Uma terceira coordenada, Sul-Norte, faz da Turquia uma placa central de energia: pouco depois de Vladimir Putin, foi a vez do emir do Catar se deslocar a Ancara para se encontrar com Erdogan, a fim de discutirem a construção de um gasoduto na Turquia. O Catar detém a terceira maior reserva de gás natural do mundo. Do ponto de vista dos hidrocarbonetos, o Iraque ainda é mais importante – nestes últimos anos, foram descobertos enormes poços de gás na zona norte do país. Pensa-se agora seriamente na construção de um pipeline que faça a ligação entre o Norte do Iraque e a Turquia. Aos poucos, empresários turcos e europeus obtêm fornecimentos de gás proveniente do Iraque.

A Turquia não atraiçoou o projecto Nabucco. Este último irá servir para trazer gás do Médio Oriente, proveniente do Iraque e também do Egipto e do Catar. A este soma-se o gás natural do Azerbaijão e talvez do Turquemenistão – e até, provavelmente, do Irão. Daí que a Turquia ocupe o lugar da Ucrânia como principal país de passagem do gás russo em direcção à Europa.

Todas estas condutas em conjunto modificam o peso da Turquia na Europa. Estado marginal? Candidato impopular à adesão? "Esperamos que nos tratem com respeito", afirma Suat Kiniklioğlu, porta-voz em matéria de política externa do AKP [Partido da Justiça e do Desenvolvimento, islamita moderado e europeísta], o partido no Governo.

Será que esta crescente importância da Turquia lhe abrirá as portas da União Europeia? Só por si, não, mas servirá para reforçar os laços entre a UE e o país. Temos mais coisas a tratar com os turcos do que aquilo que os franceses, por exemplo, nos querem fazer crer.

Adesão

Uma Alemanha mais hostil à Turquia?

Será a Turquia a verdadeira derrotada nas eleições alemãs, de que resultou um Governo de coligação entre os democratas-cristãos da CDU e os liberais do FDP? The Daily Telegraph sublinha o facto de os dois partidos serem hostis à entrada da Turquia para a União Europeia. Angela Merkel, que avança razões de natureza cultural contra a adesão dos 71 milhões de turcos, maioritariamente muçulmanos, já tinha avisado o seu homólogo turco, Reccep Tayyip Erdogan, de que "a política externa alemã está a ser revista". O provável ministro dos Negócios Estrangeiros, o liberal Guido Westerwald, já afirmara, anteriormente que, "a economia turca é demasiado fraca em termos europeus para poder integrar facilmente a União Europeia".

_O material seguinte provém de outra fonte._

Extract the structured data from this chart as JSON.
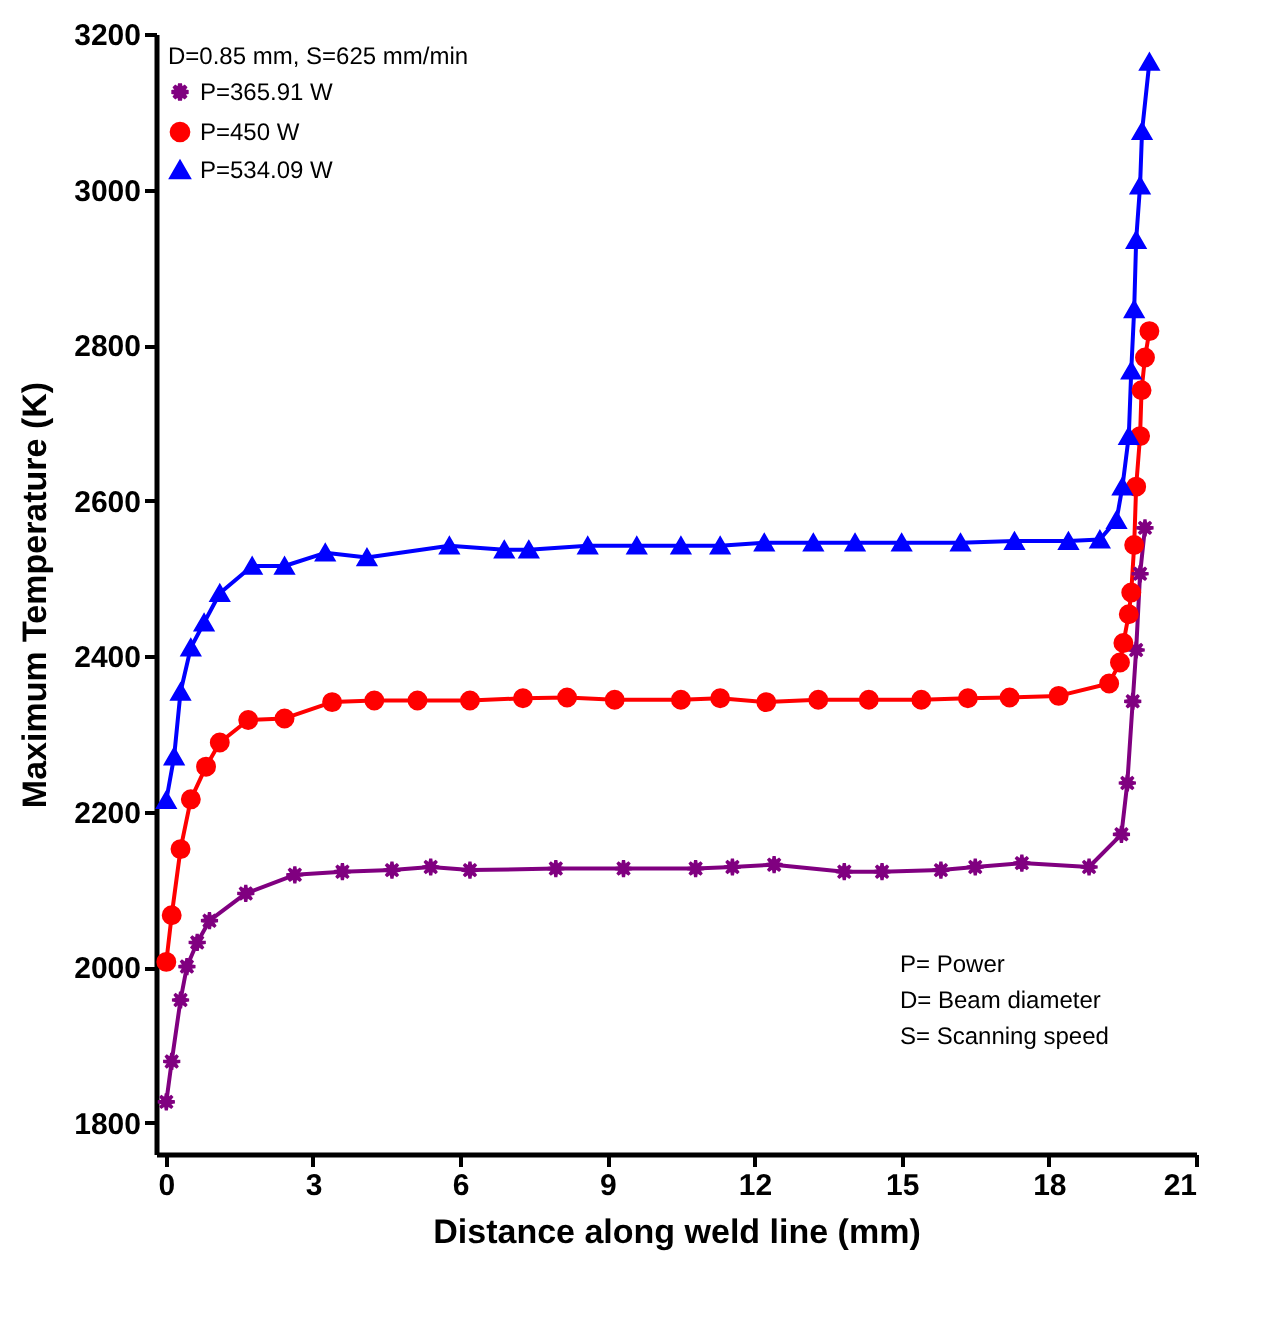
{
  "chart_data": {
    "type": "line",
    "xlabel": "Distance along weld line  (mm)",
    "ylabel": "Maximum Temperature  (K)",
    "legend_title": "D=0.85 mm, S=625 mm/min",
    "legend": "top left",
    "grid": false,
    "line_style": "solid",
    "xlim": [
      -0.2,
      21
    ],
    "xticks": [
      0,
      3,
      6,
      9,
      12,
      15,
      18,
      21
    ],
    "ylim": [
      1760,
      3200
    ],
    "yticks": [
      1800,
      2000,
      2200,
      2400,
      2600,
      2800,
      3000,
      3200
    ],
    "annotations": [
      "P= Power",
      "D= Beam diameter",
      "S= Scanning speed"
    ],
    "series": [
      {
        "name": "P=365.91 W",
        "color": "#800080",
        "marker": "star",
        "x": [
          0.01,
          0.12,
          0.3,
          0.43,
          0.64,
          0.89,
          1.63,
          2.63,
          3.6,
          4.61,
          5.4,
          6.2,
          7.95,
          9.33,
          10.8,
          11.55,
          12.4,
          13.83,
          14.6,
          15.8,
          16.5,
          17.45,
          18.82,
          19.48,
          19.6,
          19.71,
          19.78,
          19.86,
          19.96
        ],
        "values": [
          1827,
          1879,
          1958,
          2001,
          2032,
          2060,
          2095,
          2119,
          2123,
          2125,
          2129,
          2125,
          2127,
          2127,
          2127,
          2129,
          2132,
          2123,
          2123,
          2125,
          2129,
          2134,
          2129,
          2171,
          2237,
          2342,
          2408,
          2506,
          2565
        ]
      },
      {
        "name": "P=450 W",
        "color": "#ff0000",
        "marker": "circle",
        "x": [
          0.01,
          0.12,
          0.3,
          0.51,
          0.82,
          1.1,
          1.68,
          2.42,
          3.39,
          4.25,
          5.13,
          6.2,
          7.28,
          8.18,
          9.15,
          10.5,
          11.3,
          12.24,
          13.3,
          14.33,
          15.4,
          16.35,
          17.2,
          18.2,
          19.23,
          19.45,
          19.52,
          19.63,
          19.68,
          19.74,
          19.78,
          19.86,
          19.89,
          19.96,
          20.05
        ],
        "values": [
          2007,
          2067,
          2152,
          2216,
          2258,
          2289,
          2318,
          2320,
          2341,
          2343,
          2343,
          2343,
          2346,
          2347,
          2344,
          2344,
          2346,
          2341,
          2344,
          2344,
          2344,
          2346,
          2347,
          2349,
          2365,
          2392,
          2417,
          2454,
          2482,
          2543,
          2618,
          2683,
          2742,
          2784,
          2818
        ]
      },
      {
        "name": "P=534.09 W",
        "color": "#0000ff",
        "marker": "triangle",
        "x": [
          0.01,
          0.17,
          0.3,
          0.51,
          0.78,
          1.1,
          1.76,
          2.42,
          3.25,
          4.1,
          5.78,
          6.9,
          7.4,
          8.6,
          9.6,
          10.5,
          11.3,
          12.2,
          13.2,
          14.05,
          15.0,
          16.2,
          17.3,
          18.4,
          19.04,
          19.38,
          19.5,
          19.63,
          19.68,
          19.74,
          19.78,
          19.86,
          19.9,
          20.05
        ],
        "values": [
          2215,
          2271,
          2354,
          2411,
          2443,
          2481,
          2516,
          2516,
          2533,
          2527,
          2542,
          2537,
          2537,
          2542,
          2542,
          2542,
          2542,
          2546,
          2546,
          2546,
          2546,
          2546,
          2548,
          2548,
          2550,
          2575,
          2618,
          2683,
          2767,
          2846,
          2935,
          3005,
          3075,
          3164
        ]
      }
    ]
  }
}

Em Viena, e em contrapartida, Die Presse vê na Turquia um dos principais pomos da discórdia entre Meckel e Westerwald, com o ministro a pedir um referendo, "mas sem dizer exactamente sobre o quê". "Irá ser interessante ver se e, neste caso, como é que o FDP vai mudar de opinião", comenta o diário. Um politólogo próximo deste partido assegura que o FDP irá manifestar-se favorável à adesão da Turquia, mesmo que isso não agrade a Angela Merkel.